As the broadcast industry embraces new working models and concepts like the cloud, and as the very concept of mixing consoles undergoes a re-evaluation in the eyes (and ears) of broadcasters, the company is still focused on making the user interface fit the environment. But what is that environment?
“Seven years ago a colleague told me that large-format mixers were dead in the water, and yet seven years later we’re still manufacturing them and there is still a demand for them,” says Shorter. “While there is a definite shift towards making things more compact there are still people who want to grab a handful of faders and have them visible on the surface.”
Goyal agrees: “We’re seeing this on the video side too. Some of the big productions are only going to get bigger, and there are more and more channels to deal with; more cameras, more mics, more audio sources being captured. People need the right tools to manage all of that. The market for these events isn’t going anywhere.
“But what will be interesting is the next tier in production where more content is being created with smaller teams. They might not be your A Team, but you still want to be able to give them access to the capabilities they need. Younger people coming up in this bracket are more adept with alternative ways of working, such as touch and graphical interfaces. One of the things we demonstrated at IBC was our customisable Vue graphical interface which is now able to work with a Vista console, allowing operators to build control surfaces which work for them.”
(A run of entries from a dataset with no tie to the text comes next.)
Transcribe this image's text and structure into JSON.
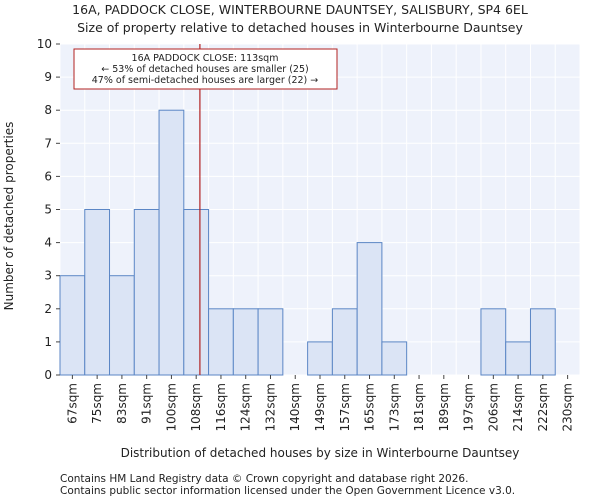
{
  "chart_data": {
    "type": "bar",
    "title": "16A, PADDOCK CLOSE, WINTERBOURNE DAUNTSEY, SALISBURY, SP4 6EL",
    "subtitle": "Size of property relative to detached houses in Winterbourne Dauntsey",
    "xlabel": "Distribution of detached houses by size in Winterbourne Dauntsey",
    "ylabel": "Number of detached properties",
    "categories": [
      "67sqm",
      "75sqm",
      "83sqm",
      "91sqm",
      "100sqm",
      "108sqm",
      "116sqm",
      "124sqm",
      "132sqm",
      "140sqm",
      "149sqm",
      "157sqm",
      "165sqm",
      "173sqm",
      "181sqm",
      "189sqm",
      "197sqm",
      "206sqm",
      "214sqm",
      "222sqm",
      "230sqm"
    ],
    "values": [
      3,
      5,
      3,
      5,
      8,
      5,
      2,
      2,
      2,
      0,
      1,
      2,
      4,
      1,
      0,
      0,
      0,
      2,
      1,
      2,
      0
    ],
    "ylim": [
      0,
      10
    ],
    "yticks": [
      "0",
      "1",
      "2",
      "3",
      "4",
      "5",
      "6",
      "7",
      "8",
      "9",
      "10"
    ],
    "grid": true,
    "marker_value": 113,
    "marker_position_index": 5.65,
    "annotation": {
      "line1": "16A PADDOCK CLOSE: 113sqm",
      "line2": "← 53% of detached houses are smaller (25)",
      "line3": "47% of semi-detached houses are larger (22) →"
    },
    "colors": {
      "bar_fill": "#dbe4f5",
      "bar_stroke": "#5b86c5",
      "marker": "#b22222",
      "plot_bg": "#eef2fb",
      "grid": "#ffffff"
    }
  },
  "footer": {
    "line1": "Contains HM Land Registry data © Crown copyright and database right 2026.",
    "line2": "Contains public sector information licensed under the Open Government Licence v3.0."
  }
}
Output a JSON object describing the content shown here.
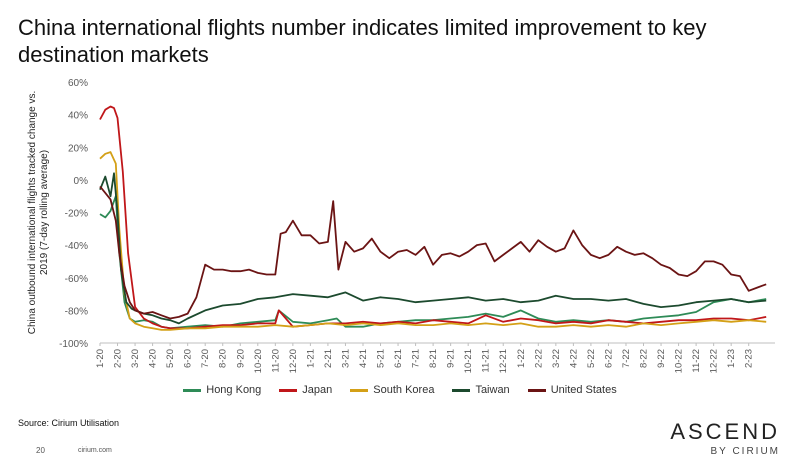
{
  "header": {
    "title": "China international flights number indicates limited improvement to key destination markets"
  },
  "footer": {
    "source": "Source: Cirium Utilisation",
    "page_number": "20",
    "site": "cirium.com",
    "brand_main": "ASCEND",
    "brand_sub": "BY CIRIUM"
  },
  "chart_data": {
    "type": "line",
    "title": "",
    "xlabel": "",
    "ylabel": "China outbound international flights tracked change vs. 2019 (7-day rolling average)",
    "ylim": [
      -100,
      60
    ],
    "yticks": [
      "60%",
      "40%",
      "20%",
      "0%",
      "-20%",
      "-40%",
      "-60%",
      "-80%",
      "-100%"
    ],
    "ytick_values": [
      60,
      40,
      20,
      0,
      -20,
      -40,
      -60,
      -80,
      -100
    ],
    "xlim": [
      0,
      38.5
    ],
    "categories": [
      "1-20",
      "2-20",
      "3-20",
      "4-20",
      "5-20",
      "6-20",
      "7-20",
      "8-20",
      "9-20",
      "10-20",
      "11-20",
      "12-20",
      "1-21",
      "2-21",
      "3-21",
      "4-21",
      "5-21",
      "6-21",
      "7-21",
      "8-21",
      "9-21",
      "10-21",
      "11-21",
      "12-21",
      "1-22",
      "2-22",
      "3-22",
      "4-22",
      "5-22",
      "6-22",
      "7-22",
      "8-22",
      "9-22",
      "10-22",
      "11-22",
      "12-22",
      "1-23",
      "2-23"
    ],
    "grid": false,
    "legend_position": "bottom",
    "colors": {
      "Hong Kong": "#2e8b57",
      "Japan": "#c0171a",
      "South Korea": "#d4a017",
      "Taiwan": "#1c4a2e",
      "United States": "#6b1414"
    },
    "series": [
      {
        "name": "Hong Kong",
        "x": [
          0,
          0.3,
          0.6,
          0.9,
          1.1,
          1.4,
          1.7,
          2,
          2.5,
          3,
          3.5,
          4,
          5,
          6,
          7,
          8,
          9,
          10,
          10.2,
          11,
          12,
          13,
          13.5,
          14,
          15,
          16,
          17,
          18,
          19,
          20,
          21,
          22,
          23,
          24,
          25,
          26,
          27,
          28,
          29,
          30,
          31,
          32,
          33,
          34,
          35,
          36,
          37,
          38
        ],
        "values": [
          -21,
          -23,
          -19,
          -10,
          -45,
          -75,
          -85,
          -87,
          -86,
          -87,
          -90,
          -91,
          -90,
          -89,
          -90,
          -88,
          -87,
          -86,
          -80,
          -87,
          -88,
          -86,
          -85,
          -90,
          -90,
          -88,
          -87,
          -86,
          -86,
          -85,
          -84,
          -82,
          -84,
          -80,
          -85,
          -87,
          -86,
          -87,
          -86,
          -87,
          -85,
          -84,
          -83,
          -81,
          -75,
          -73,
          -75,
          -73
        ]
      },
      {
        "name": "Japan",
        "x": [
          0,
          0.3,
          0.6,
          0.8,
          1,
          1.3,
          1.6,
          2,
          2.5,
          3,
          3.5,
          4,
          5,
          6,
          7,
          8,
          9,
          10,
          10.2,
          11,
          12,
          13,
          14,
          15,
          16,
          17,
          18,
          19,
          20,
          21,
          22,
          23,
          24,
          25,
          26,
          27,
          28,
          29,
          30,
          31,
          32,
          33,
          34,
          35,
          36,
          37,
          38
        ],
        "values": [
          37,
          43,
          45,
          44,
          38,
          5,
          -45,
          -78,
          -85,
          -88,
          -90,
          -91,
          -91,
          -90,
          -89,
          -89,
          -88,
          -88,
          -80,
          -90,
          -89,
          -88,
          -88,
          -87,
          -88,
          -87,
          -88,
          -86,
          -87,
          -88,
          -83,
          -87,
          -85,
          -86,
          -88,
          -87,
          -88,
          -86,
          -87,
          -88,
          -87,
          -86,
          -86,
          -85,
          -85,
          -86,
          -84
        ]
      },
      {
        "name": "South Korea",
        "x": [
          0,
          0.3,
          0.6,
          0.9,
          1.1,
          1.4,
          1.7,
          2,
          2.5,
          3,
          3.5,
          4,
          5,
          6,
          7,
          8,
          9,
          10,
          11,
          12,
          13,
          14,
          15,
          16,
          17,
          18,
          19,
          20,
          21,
          22,
          23,
          24,
          25,
          26,
          27,
          28,
          29,
          30,
          31,
          32,
          33,
          34,
          35,
          36,
          37,
          38
        ],
        "values": [
          13,
          16,
          17,
          10,
          -30,
          -70,
          -85,
          -88,
          -90,
          -91,
          -92,
          -92,
          -91,
          -91,
          -90,
          -90,
          -90,
          -89,
          -90,
          -89,
          -88,
          -89,
          -88,
          -89,
          -88,
          -89,
          -89,
          -88,
          -89,
          -88,
          -89,
          -88,
          -90,
          -90,
          -89,
          -90,
          -89,
          -90,
          -88,
          -89,
          -88,
          -87,
          -86,
          -87,
          -86,
          -87
        ]
      },
      {
        "name": "Taiwan",
        "x": [
          0,
          0.3,
          0.6,
          0.8,
          1,
          1.2,
          1.5,
          1.8,
          2,
          2.5,
          3,
          3.5,
          4,
          4.5,
          5,
          6,
          7,
          8,
          9,
          10,
          11,
          12,
          13,
          14,
          15,
          16,
          17,
          18,
          19,
          20,
          21,
          22,
          23,
          24,
          25,
          26,
          27,
          28,
          29,
          30,
          31,
          32,
          33,
          34,
          35,
          36,
          37,
          38
        ],
        "values": [
          -6,
          2,
          -10,
          4,
          -20,
          -55,
          -75,
          -79,
          -80,
          -82,
          -83,
          -85,
          -86,
          -88,
          -85,
          -80,
          -77,
          -76,
          -73,
          -72,
          -70,
          -71,
          -72,
          -69,
          -74,
          -72,
          -73,
          -75,
          -74,
          -73,
          -72,
          -74,
          -73,
          -75,
          -74,
          -71,
          -73,
          -73,
          -74,
          -73,
          -76,
          -78,
          -77,
          -75,
          -74,
          -73,
          -75,
          -74
        ]
      },
      {
        "name": "United States",
        "x": [
          0,
          0.3,
          0.6,
          0.9,
          1.1,
          1.4,
          1.7,
          2,
          2.5,
          3,
          3.5,
          4,
          4.5,
          5,
          5.5,
          6,
          6.5,
          7,
          7.5,
          8,
          8.5,
          9,
          9.5,
          10,
          10.3,
          10.6,
          11,
          11.5,
          12,
          12.5,
          13,
          13.3,
          13.6,
          14,
          14.5,
          15,
          15.5,
          16,
          16.5,
          17,
          17.5,
          18,
          18.5,
          19,
          19.5,
          20,
          20.5,
          21,
          21.5,
          22,
          22.5,
          23,
          23.5,
          24,
          24.5,
          25,
          25.5,
          26,
          26.5,
          27,
          27.5,
          28,
          28.5,
          29,
          29.5,
          30,
          30.5,
          31,
          31.5,
          32,
          32.5,
          33,
          33.5,
          34,
          34.5,
          35,
          35.5,
          36,
          36.5,
          37,
          37.5,
          38
        ],
        "values": [
          -4,
          -8,
          -12,
          -25,
          -45,
          -65,
          -75,
          -80,
          -82,
          -81,
          -83,
          -85,
          -84,
          -82,
          -72,
          -52,
          -55,
          -55,
          -56,
          -56,
          -55,
          -57,
          -58,
          -58,
          -33,
          -32,
          -25,
          -34,
          -34,
          -39,
          -38,
          -13,
          -55,
          -38,
          -44,
          -42,
          -36,
          -44,
          -48,
          -44,
          -43,
          -46,
          -41,
          -52,
          -46,
          -45,
          -47,
          -44,
          -40,
          -39,
          -50,
          -46,
          -42,
          -38,
          -44,
          -37,
          -41,
          -44,
          -42,
          -31,
          -40,
          -46,
          -48,
          -46,
          -41,
          -44,
          -46,
          -45,
          -48,
          -52,
          -54,
          -58,
          -59,
          -56,
          -50,
          -50,
          -52,
          -58,
          -59,
          -68,
          -66,
          -64
        ]
      }
    ]
  }
}
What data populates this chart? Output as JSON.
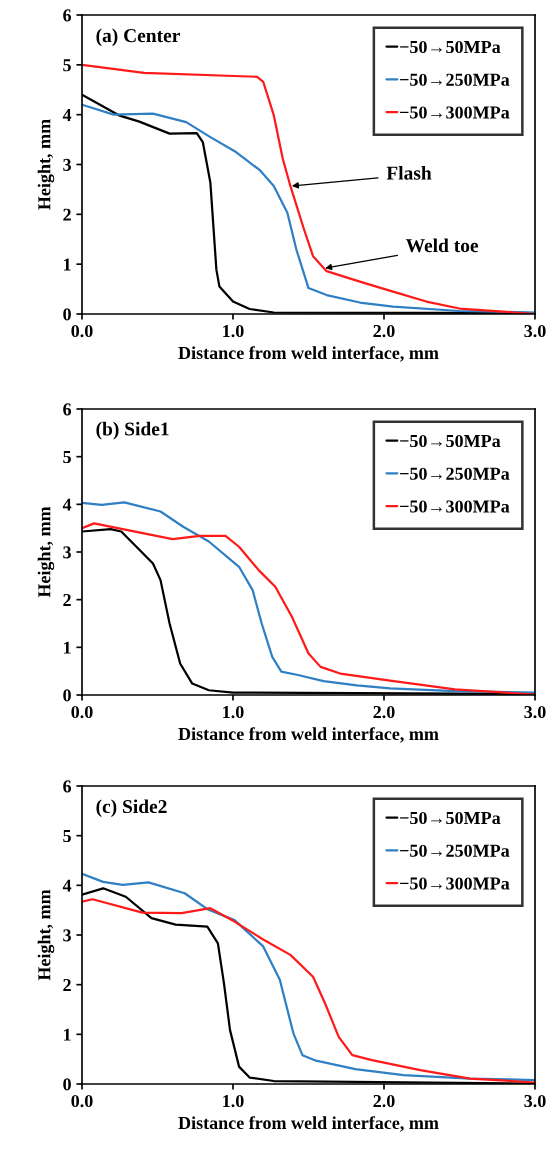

Shorter continues: “Making the UI as intuitive as possible will be key for many customers as we move into this new era, and it will be hybrid. People are getting used to touch interfaces, but many people still want some tactile control. We’ve had requests for real faders on what we showed at IBC, so that’s our next step; how do we get some kind of physical control which is scalable so that it fits the environment.”
More to come
Following a period of intense development, and with much more on the horizon, Shorter recognises that the market has changed since Studer was integrated into the Evertz ecosystem. In fact, the Vista 1 Carbon was a reaction to some of those changes, and is a cheeky nod to more to come.
“People are getting used to touch interfaces, but many people still want some tactile control”
“Being part of the Evertz organisation these past two years has been an interesting ride!” he says. “The engineering talent we have access to has opened up so many discussions and given us a different perspective, and there are already new opportunities arising from these internal conversations. This mixed engineering approach is very dynamic; there are things we can move very quickly on, but crucially there are things we can take a longer view on; where are we going to be in three to four years’ time?
“The Vista 1 Carbon is a good example. Its 22 faders with built-in DSP and I/O was a response to the market, but it’s a partial stepping stone for something we are looking to do in the future. I’m hoping that by IBC this year we will have another announcement to make regarding something new for Vista.
“I’m very excited about where we’re going and what we’re doing.”